C’est pourquoi je reviens vers vous à l’occasion du décès de Mr Moïse SCHINAZI, pour vous questionner à nouveau, en cette période particulière de notre pays où le déni du passé, les dérives réactionnaires xénophobes et la recherche de boucs émissaires ne sont pas en diminution.
Nous savons que votre prédécesseur à la présidence ordinale départementale était prêt à sortir du déni mémoriel. Nous savons également qu’il a rencontré quelques difficultés avec sa hiérarchie nationale à ce sujet. Nous savons enfin que vous avez quelques problèmes de légitimité quant à votre arrivée à la présidence en février dernier : l’élection qui vous a portée au pouvoir départemental ordinal s’est faite avec un record d’abstention des médecins girondins qui flirte avec les 85 %.

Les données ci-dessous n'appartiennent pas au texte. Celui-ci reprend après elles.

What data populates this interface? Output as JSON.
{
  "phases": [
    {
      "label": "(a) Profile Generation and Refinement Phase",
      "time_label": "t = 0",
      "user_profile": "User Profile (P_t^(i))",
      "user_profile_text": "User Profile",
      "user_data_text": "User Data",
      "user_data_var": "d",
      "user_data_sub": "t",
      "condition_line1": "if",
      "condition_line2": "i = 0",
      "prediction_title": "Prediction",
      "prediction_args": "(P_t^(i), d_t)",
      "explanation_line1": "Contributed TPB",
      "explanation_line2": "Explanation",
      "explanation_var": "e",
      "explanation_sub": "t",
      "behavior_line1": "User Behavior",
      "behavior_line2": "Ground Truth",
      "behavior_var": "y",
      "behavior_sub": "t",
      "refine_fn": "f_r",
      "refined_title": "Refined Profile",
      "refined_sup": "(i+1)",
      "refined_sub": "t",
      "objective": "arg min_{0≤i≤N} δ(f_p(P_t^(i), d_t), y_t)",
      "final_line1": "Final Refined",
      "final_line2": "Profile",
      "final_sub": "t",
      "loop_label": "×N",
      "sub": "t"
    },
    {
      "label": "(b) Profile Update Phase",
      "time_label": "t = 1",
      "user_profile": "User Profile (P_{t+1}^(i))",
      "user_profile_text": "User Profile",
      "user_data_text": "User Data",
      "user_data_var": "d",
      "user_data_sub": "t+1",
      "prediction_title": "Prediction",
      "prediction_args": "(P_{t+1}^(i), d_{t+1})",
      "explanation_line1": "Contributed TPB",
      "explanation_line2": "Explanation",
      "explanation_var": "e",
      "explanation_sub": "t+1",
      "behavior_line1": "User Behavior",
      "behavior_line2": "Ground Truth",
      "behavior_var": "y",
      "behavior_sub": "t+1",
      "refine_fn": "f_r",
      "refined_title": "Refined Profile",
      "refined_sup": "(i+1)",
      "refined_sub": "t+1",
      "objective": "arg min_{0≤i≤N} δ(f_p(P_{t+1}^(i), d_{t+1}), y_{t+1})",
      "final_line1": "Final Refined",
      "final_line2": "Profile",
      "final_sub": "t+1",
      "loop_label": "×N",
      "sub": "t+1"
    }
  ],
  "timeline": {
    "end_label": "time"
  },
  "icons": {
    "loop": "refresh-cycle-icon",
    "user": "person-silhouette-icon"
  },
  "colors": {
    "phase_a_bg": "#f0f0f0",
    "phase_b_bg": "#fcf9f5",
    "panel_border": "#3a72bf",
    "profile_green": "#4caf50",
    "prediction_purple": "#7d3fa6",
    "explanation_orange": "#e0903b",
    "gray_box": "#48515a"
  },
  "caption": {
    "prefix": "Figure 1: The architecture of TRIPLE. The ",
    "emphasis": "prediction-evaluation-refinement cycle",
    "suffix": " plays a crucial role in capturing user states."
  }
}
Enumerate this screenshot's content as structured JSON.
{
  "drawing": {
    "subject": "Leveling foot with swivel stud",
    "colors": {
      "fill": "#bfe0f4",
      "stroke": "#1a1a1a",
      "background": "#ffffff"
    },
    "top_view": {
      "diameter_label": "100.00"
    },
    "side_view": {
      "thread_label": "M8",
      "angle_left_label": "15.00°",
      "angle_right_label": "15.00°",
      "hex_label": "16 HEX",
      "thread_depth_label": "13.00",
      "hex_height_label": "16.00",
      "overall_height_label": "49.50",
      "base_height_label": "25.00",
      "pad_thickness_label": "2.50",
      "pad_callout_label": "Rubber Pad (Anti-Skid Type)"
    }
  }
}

Mais nous considérons que votre responsabilité est pleine et entière pour redorer quelque peu l’image de l’institution ordinale départementale, alors que la Ville de Bordeaux semble avoir assumé à plusieurs reprises son devoir de mémoire.
Dans l’attente de votre réponse, avec la famille SCHINAZI et ses proches, je reste disponible pour tout échange et vous remercie pour votre attention renouvelée.